Пушкинское переосмысление типа романтика в образе Ленского

Конечно же, у каждого писателя есть любимый герой. Можно даже сказать, что в каждом любимом герое писатель воплощает самого себя – на разных этапах своей жизни. Нередко бывает, что на страницах произведения автор спорит с самим собой, каким он был в юности. Бывает, что завидует тому, еще молодому, немного наивному, еще не знающему того, что теперь знает, что пережил автор. Бывает, что склоняет голову перед тем лучшим в себе, чего не удалось сберечь, путешествуя по волнам и бурям жизни. Таков и главный и любимый герой Пушкина – Евгений Онегин. И хотя Евгений – ни в коем случае не двойник Пушкина, он такая же неординарная личность, как и его создатель. Можно сказать, что Евгений – прозаическая часть Пушкина. Но в романе есть еще и поэт – Владимир Ленский. Как же рисует его Пушкин?

Вольнолюбивые мечты, Дух пылкий и довольно странный, Ко благу чистая любовь И славы сладкое мученье В нем рано волновали кровь.

Речами и темами стихотворений Ленский напоминает лицейского товарища Пушкина – молодого Вильгельма Кюхельбекера, а чемто – и самого молодого Пушкина. Таким он и останется – молодым, заблудившимся в мире своих романтических грез, в почти поэтическом бреду, в сетях вымышленной любви.
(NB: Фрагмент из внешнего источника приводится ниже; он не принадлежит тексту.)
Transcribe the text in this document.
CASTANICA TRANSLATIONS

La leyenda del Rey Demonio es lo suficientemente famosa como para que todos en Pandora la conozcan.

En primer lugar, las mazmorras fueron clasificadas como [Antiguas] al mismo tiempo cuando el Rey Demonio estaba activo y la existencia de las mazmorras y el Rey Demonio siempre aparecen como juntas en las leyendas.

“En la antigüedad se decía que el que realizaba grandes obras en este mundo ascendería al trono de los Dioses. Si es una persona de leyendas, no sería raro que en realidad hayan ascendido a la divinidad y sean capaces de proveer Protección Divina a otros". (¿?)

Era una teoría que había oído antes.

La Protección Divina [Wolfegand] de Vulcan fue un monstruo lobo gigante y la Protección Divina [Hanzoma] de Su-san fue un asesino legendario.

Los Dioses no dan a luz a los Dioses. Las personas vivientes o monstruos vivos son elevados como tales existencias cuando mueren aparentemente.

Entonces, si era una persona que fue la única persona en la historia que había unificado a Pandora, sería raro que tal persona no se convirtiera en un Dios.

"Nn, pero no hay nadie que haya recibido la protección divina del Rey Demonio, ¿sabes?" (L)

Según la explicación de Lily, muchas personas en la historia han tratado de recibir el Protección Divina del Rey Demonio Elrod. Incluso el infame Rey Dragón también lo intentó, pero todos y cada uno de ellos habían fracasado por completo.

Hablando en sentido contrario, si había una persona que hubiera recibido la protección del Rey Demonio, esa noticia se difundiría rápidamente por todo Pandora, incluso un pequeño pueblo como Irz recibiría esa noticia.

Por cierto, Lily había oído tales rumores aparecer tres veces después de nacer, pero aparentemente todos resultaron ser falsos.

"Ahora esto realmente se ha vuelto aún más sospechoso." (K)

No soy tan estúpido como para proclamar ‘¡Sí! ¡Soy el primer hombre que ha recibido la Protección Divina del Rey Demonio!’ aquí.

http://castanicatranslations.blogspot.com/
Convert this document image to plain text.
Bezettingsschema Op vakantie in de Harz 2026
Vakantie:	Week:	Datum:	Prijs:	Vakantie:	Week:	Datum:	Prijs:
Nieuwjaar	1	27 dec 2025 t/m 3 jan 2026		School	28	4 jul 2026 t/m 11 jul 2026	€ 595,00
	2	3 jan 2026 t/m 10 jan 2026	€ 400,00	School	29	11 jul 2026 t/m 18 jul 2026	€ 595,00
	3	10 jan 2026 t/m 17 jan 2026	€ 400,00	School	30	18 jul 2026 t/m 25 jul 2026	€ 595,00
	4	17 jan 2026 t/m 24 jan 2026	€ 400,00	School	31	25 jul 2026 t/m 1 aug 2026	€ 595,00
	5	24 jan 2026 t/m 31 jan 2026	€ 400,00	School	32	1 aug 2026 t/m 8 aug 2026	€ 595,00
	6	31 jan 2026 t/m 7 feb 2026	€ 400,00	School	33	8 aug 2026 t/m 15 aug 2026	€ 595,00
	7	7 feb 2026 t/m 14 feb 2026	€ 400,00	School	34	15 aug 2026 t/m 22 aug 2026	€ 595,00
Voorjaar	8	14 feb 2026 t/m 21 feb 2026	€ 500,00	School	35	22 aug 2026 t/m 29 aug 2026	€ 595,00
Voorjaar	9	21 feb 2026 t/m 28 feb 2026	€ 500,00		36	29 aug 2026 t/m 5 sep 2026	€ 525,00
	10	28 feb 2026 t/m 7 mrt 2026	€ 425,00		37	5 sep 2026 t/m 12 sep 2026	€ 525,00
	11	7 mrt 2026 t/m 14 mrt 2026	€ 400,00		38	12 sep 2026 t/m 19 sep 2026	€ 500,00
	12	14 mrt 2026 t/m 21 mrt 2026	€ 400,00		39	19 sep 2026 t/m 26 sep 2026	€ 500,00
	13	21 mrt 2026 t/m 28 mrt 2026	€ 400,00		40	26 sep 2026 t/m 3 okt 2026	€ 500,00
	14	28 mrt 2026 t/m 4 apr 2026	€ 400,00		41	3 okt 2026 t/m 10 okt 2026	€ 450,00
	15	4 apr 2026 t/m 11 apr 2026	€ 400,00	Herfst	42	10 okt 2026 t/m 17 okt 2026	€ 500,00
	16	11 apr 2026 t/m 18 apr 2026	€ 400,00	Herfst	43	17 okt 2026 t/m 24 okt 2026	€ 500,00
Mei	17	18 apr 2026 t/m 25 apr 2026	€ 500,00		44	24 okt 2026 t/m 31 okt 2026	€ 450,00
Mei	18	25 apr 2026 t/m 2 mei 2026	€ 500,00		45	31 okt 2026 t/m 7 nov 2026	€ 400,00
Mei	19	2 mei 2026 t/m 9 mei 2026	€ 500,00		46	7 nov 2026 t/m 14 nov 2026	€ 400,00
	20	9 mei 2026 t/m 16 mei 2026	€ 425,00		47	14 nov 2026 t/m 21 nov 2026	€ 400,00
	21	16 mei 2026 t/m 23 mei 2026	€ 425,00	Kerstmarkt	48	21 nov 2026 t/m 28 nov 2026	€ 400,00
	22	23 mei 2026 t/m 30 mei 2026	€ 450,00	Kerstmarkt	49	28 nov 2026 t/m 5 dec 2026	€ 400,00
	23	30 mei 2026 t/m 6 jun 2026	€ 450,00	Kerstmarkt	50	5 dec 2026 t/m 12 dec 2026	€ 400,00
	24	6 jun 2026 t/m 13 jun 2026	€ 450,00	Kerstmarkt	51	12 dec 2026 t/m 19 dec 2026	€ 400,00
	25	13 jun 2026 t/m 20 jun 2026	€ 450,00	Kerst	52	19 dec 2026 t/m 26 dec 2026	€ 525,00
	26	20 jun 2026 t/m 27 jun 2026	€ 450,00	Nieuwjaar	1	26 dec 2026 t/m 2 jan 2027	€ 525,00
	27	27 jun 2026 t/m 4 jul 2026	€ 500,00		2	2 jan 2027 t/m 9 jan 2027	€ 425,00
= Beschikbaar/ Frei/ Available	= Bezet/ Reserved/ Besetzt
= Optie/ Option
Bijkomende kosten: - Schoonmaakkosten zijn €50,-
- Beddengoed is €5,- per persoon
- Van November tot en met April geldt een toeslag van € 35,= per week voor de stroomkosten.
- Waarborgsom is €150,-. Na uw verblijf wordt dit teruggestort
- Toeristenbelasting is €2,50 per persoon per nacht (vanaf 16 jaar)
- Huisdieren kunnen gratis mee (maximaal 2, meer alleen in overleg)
Он не видит – потому что не хочет видеть! – реальной действительности. Интересно сопоставление, которое делает Пушкин между Онегиным и Ленским: “лед и пламень”. Эти двое – словно две поры возраста одного человека, и тот, кто повзрослел, старается то предупредить другого, помоложе, защитить от ошибок, то, играя с ним, продемонстрировать свое превосходство. Сначала Онегин попытается вывести Ленского из его выдуманного мира влюбленности:

Я выбрал бы другую, Когда б я был, как ты, поэт. В чертах у Ольги жизни нет. Точь-в-точь в Вандиковой Мадонне: Кругла, красна лицом она, Как эта глупая луна На этом глупом небосклоне.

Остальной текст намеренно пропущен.